Gill is a professor of medicine, epidemiology, and investigative medicine and the Humana Foundation Professor of Geriatric Medicine at Yale University, where he also serves as director of the Program on Aging, the Claude D. Pepper Older Americans Independence Center, the Center on Disability and Disabling Disorders, and a National Institute on Aging-funded postdoctoral training program in geriatric clinical epidemiology and aging-related research.

He is a leading authority on the epidemiology and prevention of disability among older persons, and is the recipient of numerous additional awards, including the Paul Beeson Physician Faculty Scholars in Aging Research Award, the Robert Wood Johnson Generalist Physician Faculty Scholar Award, the 2001 Outstanding Scientific Achievement for Clinical Investigation Award from the American Geriatrics Society, and the Ewald W. Busse Research Award in the Biomedical Sciences.

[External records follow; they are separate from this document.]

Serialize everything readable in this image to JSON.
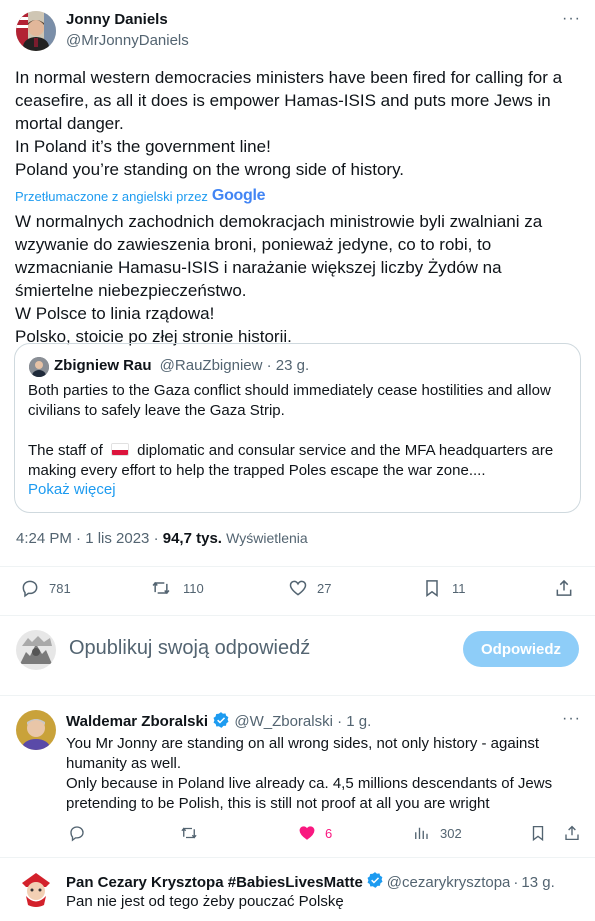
{
  "main_tweet": {
    "author_name": "Jonny Daniels",
    "author_handle": "@MrJonnyDaniels",
    "more": "···",
    "text_lines": [
      "In normal western democracies ministers have been fired for calling for a ceasefire, as all it does is empower Hamas-ISIS and puts more Jews in mortal danger.",
      "In Poland it’s the government line!",
      "Poland you’re standing on the wrong side of history."
    ],
    "translated_by": "Przetłumaczone z angielski przez",
    "google": "Google",
    "translation_lines": [
      "W normalnych zachodnich demokracjach ministrowie byli zwalniani za wzywanie do zawieszenia broni, ponieważ jedyne, co to robi, to wzmacnianie Hamasu-ISIS i narażanie większej liczby Żydów na śmiertelne niebezpieczeństwo.",
      "W Polsce to linia rządowa!",
      "Polsko, stoicie po złej stronie historii."
    ],
    "quote": {
      "author_name": "Zbigniew Rau",
      "author_handle": "@RauZbigniew",
      "sep": "·",
      "time": "23 g.",
      "line1": "Both parties to the Gaza conflict should immediately cease hostilities and allow civilians to safely leave the Gaza Strip.",
      "line2_pre": "The staff of",
      "line2_post": "diplomatic and consular service and the MFA headquarters are making every effort to help the trapped Poles escape the war zone....",
      "show_more": "Pokaż więcej"
    },
    "timestamp": "4:24 PM · 1 lis 2023 ·",
    "views_count": "94,7 tys.",
    "views_label": "Wyświetlenia",
    "stats": {
      "replies": "781",
      "retweets": "110",
      "likes": "27",
      "bookmarks": "11"
    }
  },
  "compose": {
    "placeholder": "Opublikuj swoją odpowiedź",
    "button": "Odpowiedz"
  },
  "replies": [
    {
      "author_name": "Waldemar Zboralski",
      "author_handle": "@W_Zboralski",
      "sep": "·",
      "time": "1 g.",
      "more": "···",
      "text": "You Mr Jonny are standing on all wrong sides, not only history - against humanity as well.\nOnly because in Poland live already ca. 4,5 millions descendants of Jews pretending to be Polish, this is still not proof at all  you are wright",
      "likes": "6",
      "views": "302"
    },
    {
      "author_name": "Pan Cezary Krysztopa #BabiesLivesMatte",
      "author_handle": "@cezarykrysztopa",
      "sep": "·",
      "time": "13 g.",
      "text": "Pan nie jest od tego żeby pouczać Polskę"
    }
  ],
  "colors": {
    "accent": "#1d9bf0",
    "muted": "#536471",
    "like_pink": "#f91880",
    "reply_button": "#8ecdf8"
  }
}
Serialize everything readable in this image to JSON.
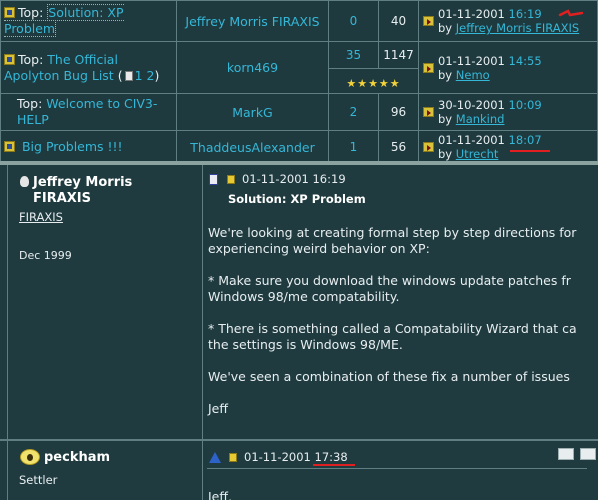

Gill has provided compelling evidence to support an emerging paradigm of disability as a reversible, and often recurrent, event, more similar to falls and delirium than to progressive disorders such as Alzheimer’s disease. Informed by the results from his epidemiologic studies, Gill successfully implemented a landmark clinical trial, which demonstrated that functional decline among frail elderly persons can be prevented.

He also is a GSA fellow, which represents the Society’s highest class of membership.


The Gerontological Society of America (GSA) is the nation's oldest and largest interdisciplinary organization devoted to research, education, and practice in the field of aging. The principal mission of the Society — and its 5,400+ members — is to advance the study of aging and disseminate information among scientists, decision makers, and the general public. GSA’s structure also includes a policy institute, the National Academy on an Aging Society, and an educational branch, the Academy for Gerontology in Higher Education.